Нетрудно определить, что в романе есть только один персонаж, к «зоне языка» которого относится эта речь, — тот, которого сам рассказчик в свойственной ему манере называет «попрошайкой и ломакой регентом», «отставным втирушей-регентом», «более чем сомнительным регентом», членом «злодейской шайки», Коровьев-Фагот. Действительно, до того, как он опустился до роли лакея сатаны-Ленина, этот персонаж занимал пусть и не высокое, но достаточно уважаемое положение.

«Регент его надул, ничего не крикнул»... Точно так же в своей ипостаси рассказчика он «надувает» и читателя, подсовывая вместо истинного сюжета низкопробный соцреалистический лубок. И не только читателя: он крепко мстит массолитовцам — не столько своим современникам, сколько нашим — ведь это не Коровьев создал те возвышенные образы, которыми мы так восторгаемся; нет, он обеспечил себе полное алиби, тщательно опроверг все то сусально-положительное, что изрекает о Мастере и Маргарите, предоставив право будущим комментаторам романа самим заполнить соцреалистической начинкой пустую оболочку «светлых» образов ложного сюжета. В романе он едва раскрывает рот, как «советская действительность» тут же подхватывает «песню веселую», с которой дружно отправляется в психушку. Он ведь не заставлял дам в Варьете менять одежды на видимость парижских нарядов, и в исподнем на улице они оказались по собственной воле — точнее, по собственной глупости. Он ведь только предложил Бездомному вместе крикнуть «Караул!», и не его вина, что тот крикнул без него. И самый главный его розыгрыш не только вышел со страниц романа в реальную жизнь, но и по сей день живет полнокровной жизнью. Тот же дружный коллектив горланит за него «песню веселую», которую сам он петь и не собирался.

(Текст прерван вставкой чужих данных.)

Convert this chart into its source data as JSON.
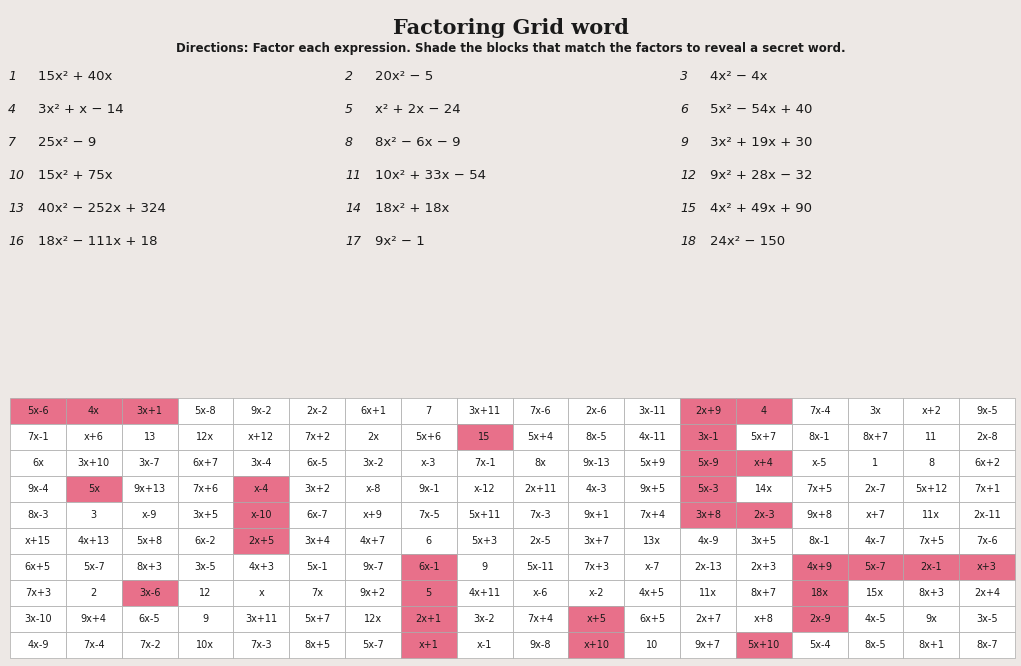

Таким образом, ракурс повествования определяется позицией шайки Воланда, и эта позиция определяет истинное содержание романа; глумливое восхваление Мастера и Маргариты характеризует отношение шайки Воланда-Ленина к тем, кем они попользовались и кого по миновании надобности просто «задвинули» в «покой», предав могиле и забвению. Здесь — полная аналогия с расправой «по миновании надобности» Афрания с собственным сексотом — ведь ясно же из текста, что само предательство Иуда совершил по его заданию (кстати, типично сталинский почерк — вспомнить участь Ягоды и Ежова).

Кто же все-таки главный герой в этом романе-мениппее? Ясно же, что не Мастер, не Воланд и даже не Бездомный. Их образы-знаки формируют образ Коровьева-Фагота, этого талантливого художника, неудачно пошутившего когда-то и наказанного за это не просто молчанием, а необходимостью кривляться, писать в угоду власти соцреалистические лубки. Конечно же, я не отрекаюсь от прежних выводов о том, что в образе Фагота нашли свое отражение черты таких уважаемых Булгаковым людей, как Качалов и Н. Эрдман. Просто теперь я имею возможность дополнить этот ряд: Фагот собирательный образ находящегося под пятой у власти подлинного интеллигента с кукишем в кармане. Власти требуют оптимистической трагедии — нате вам добротно сработанный панегирик мастеру-Горькому, до сих по воспринимаемый за чистую монету — но кукиш-то все равно выглядывает. Фагот — это и Мандельштам, сочиняющий в изгнании хвалебную оду Сталину, его кукиш побеждает «рогатую нечисть». Это — и пересмешник божьей милостью граф А.Н. Толстой, сумевший замаскировать резко антисоветскую мениппею-дилогию под детскую сказку и пьеску «Золотой ключик» (См.: Маслак О. и П. // Радуга (Киев). 1997. 1). Это и...

* * *

...Кстати — чей кукиш выглядывает из-под карнавальной маски ложного сюжета «Мастера и Маргариты»? Только ли одного Фагота? Посмотрите-ка на обложку романа...

Литература

Барков А. 1990 О Булгакове, Маргарите и МАСтерах Социалистической ЛИТЕратуры. Киев.

Барков А. 1994 Роман Михаила Булгакова «Мастер и Маргарита»: альтернативное прочтение. Киев.

Барков А. 1996 Романы «Евгений Онегин» и «Мастер и Маргарита»: традиция литературной мистификации. Киев.

Бахтин М. 1994 Автор и герой в эстетической деятельности. In: Работы 1920-х годов. Киев.

Лотман Ю. 1970 Структура художественного текста. Москва.

Немцев В. 1991 Михаил Булгаков: становление романиста. Самара.

Яновская Л. 1995 Загадочно связывая их // Зеркало (Тель-Авив). 126, 50—51.